Volunteer Santa Rosa homeless operation reignites discussion about winter shelter options

Advocates say strict policies and a lack of permanent winter shelter beds has left unhoused residents at risk during the winter.|

The upstart volunteer group operating a mobile warming center in southeast Santa Rosa to provide emergency aid to unsheltered residents has reignited a perennial discussion about available winter shelter space in Sonoma County.

The operation, called Need a Hand of Hope, has sprung up to serve a disputed gap in homeless services: Caring for unsheltered people during the most inhospitable nights of the year, when conditions pose even greater safety dangers for already vulnerable individuals.

An estimated 2,266 people are homeless across the county, according to a January 2023 census, and about a quarter of those surveyed were chronically homeless. About 27% reported having a chronic health condition.

On any given day, only about 1,000 emergency shelter beds exist.

The current network of services, though expanded through the pandemic amid a surge in state and federal funding, just isn’t enough, particularly during winter, advocates say.

They point to the string of frigid or drenching nights in recent weeks, when official warming centers across Sonoma County rarely opened up, if ever.

Limited winter beds are open at the Mary Isaak Center in Petaluma and at the Guerneville Veterans Building, but most other emergency spaces have remained closed.

A warming center opened at the Sebastopol Community Cultural Center in anticipation of a frost advisory in early January. Santa Rosa opened up its site at Catholic Charities’ downtown campus Jan. 31 as an atmospheric river triggered a flood watch and wind advisory, but it closed just as a bomb cyclone with hurricane-force winds barreled into the county Feb. 4.

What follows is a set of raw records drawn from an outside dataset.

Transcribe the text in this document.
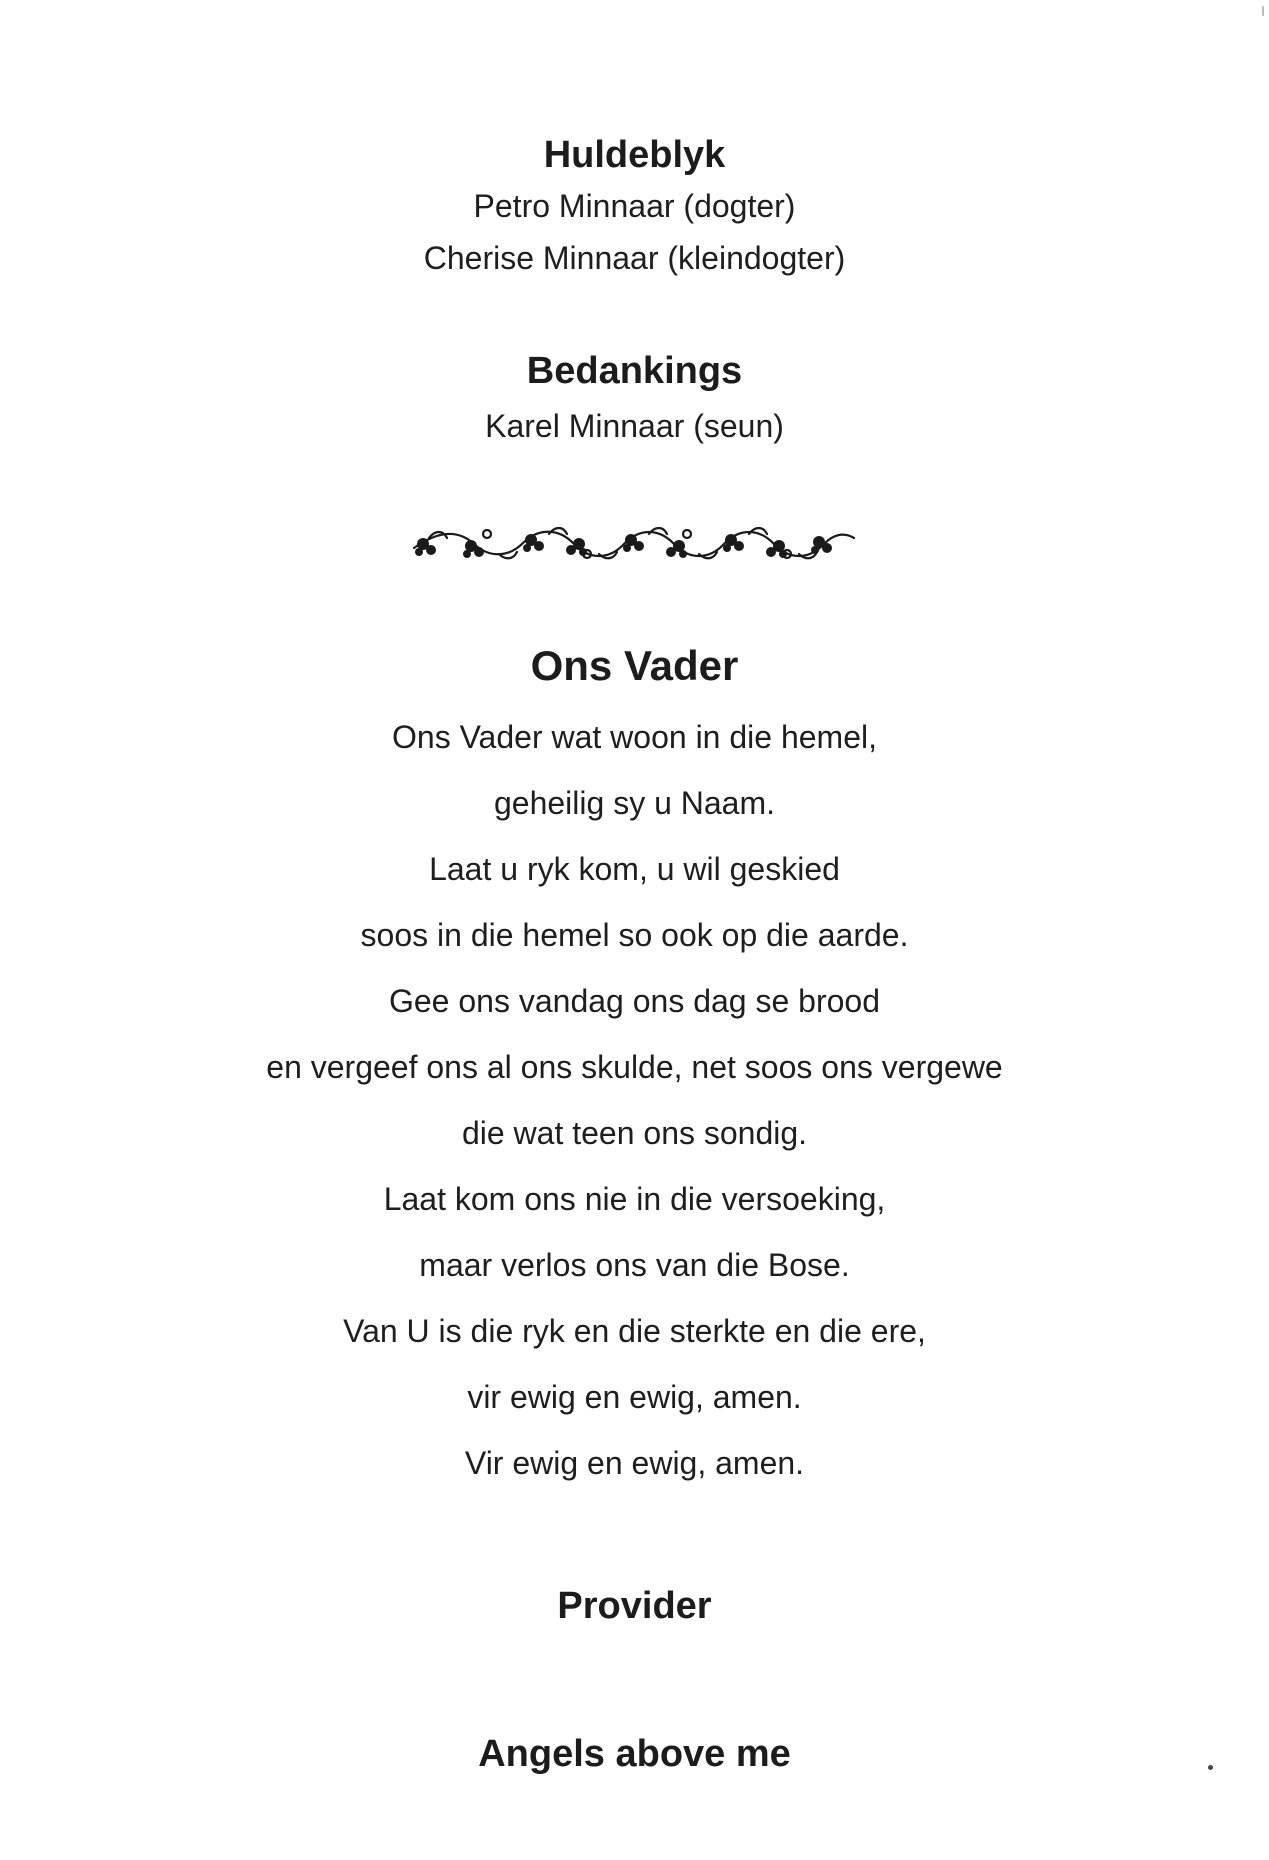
Huldeblyk
Petro Minnaar (dogter)
Cherise Minnaar (kleindogter)
Bedankings
Karel Minnaar (seun)
Ons Vader
Ons Vader wat woon in die hemel,
geheilig sy u Naam.
Laat u ryk kom, u wil geskied
soos in die hemel so ook op die aarde.
Gee ons vandag ons dag se brood
en vergeef ons al ons skulde, net soos ons vergewe
die wat teen ons sondig.
Laat kom ons nie in die versoeking,
maar verlos ons van die Bose.
Van U is die ryk en die sterkte en die ere,
vir ewig en ewig, amen.
Vir ewig en ewig, amen.
Provider
Angels above me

Most extreme cold policies don’t kick in unless there are successive nights of below freezing temperatures or low temperatures are accompanied by extreme rain or other hazardous conditions, which advocates have long argued is too strict and has left those most at risk exposed to harsh winter conditions.

In the absence of more official resources, volunteers and advocates have stepped up efforts to provide aid and hand out winter coats, food and water.

Advocates have called on authorities to prepare earlier for extreme winter weather and to provide more flexibility when temperatures drop into dangerous territory.

Sonoma County Supervisor Chris Coursey, whose district spans Santa Rosa’s southern outskirts, agrees there’s a need for more wintertime options but said staffing and funding challenges have limited the region’s ability to increase seasonal capacity or operate warming centers on a more frequent basis.

“The cities and the county are doing everything we can to meet the needs on a day-to-day basis and having the requests to pop up warming centers in addition to what we’re doing, we’re at capacity as it is,” he said. “Trying to find staff and space for temporary shelters is a request that we haven’t been able to figure out how to fill at this point.”

Rebekah Sammet, a member of the Lived Experience Advisory and Planning Board, a group of people who have experienced homelessness and advise the county’s regional homelessness coalition, said she understands government resources and providers alike are strained but leaders must treat this as the emergency it is and with greater urgency.

“We have empty buildings, we have parking garages that can be staged as emergency warming centers. There are innovative ways to address this,” Sammet said.

“This happens every year and every year we scramble at the last minute,” she said. “It’s just so inhumane that we don’t have anything to offer other than the kindness off people’s backs.”

Advocates have offered suggestions, including calling on the county to provide funding for permanent winter shelters in each city that operate from late fall through March coupled with other solutions. Those could include setting up warming tents throughout the region and deploying mobile warming vans, which can serve people who are unable to travel to a central location like Caritas or get into other shelter space.

Sammet commended Need a Hand of Hope for taking up the charge and said she’s supported their efforts, delivering blankets and other winter supplies, and she hopes to see them continue operating.

“I’m with them, and I’m really happy that they’re out there doing that work,” Sammet said.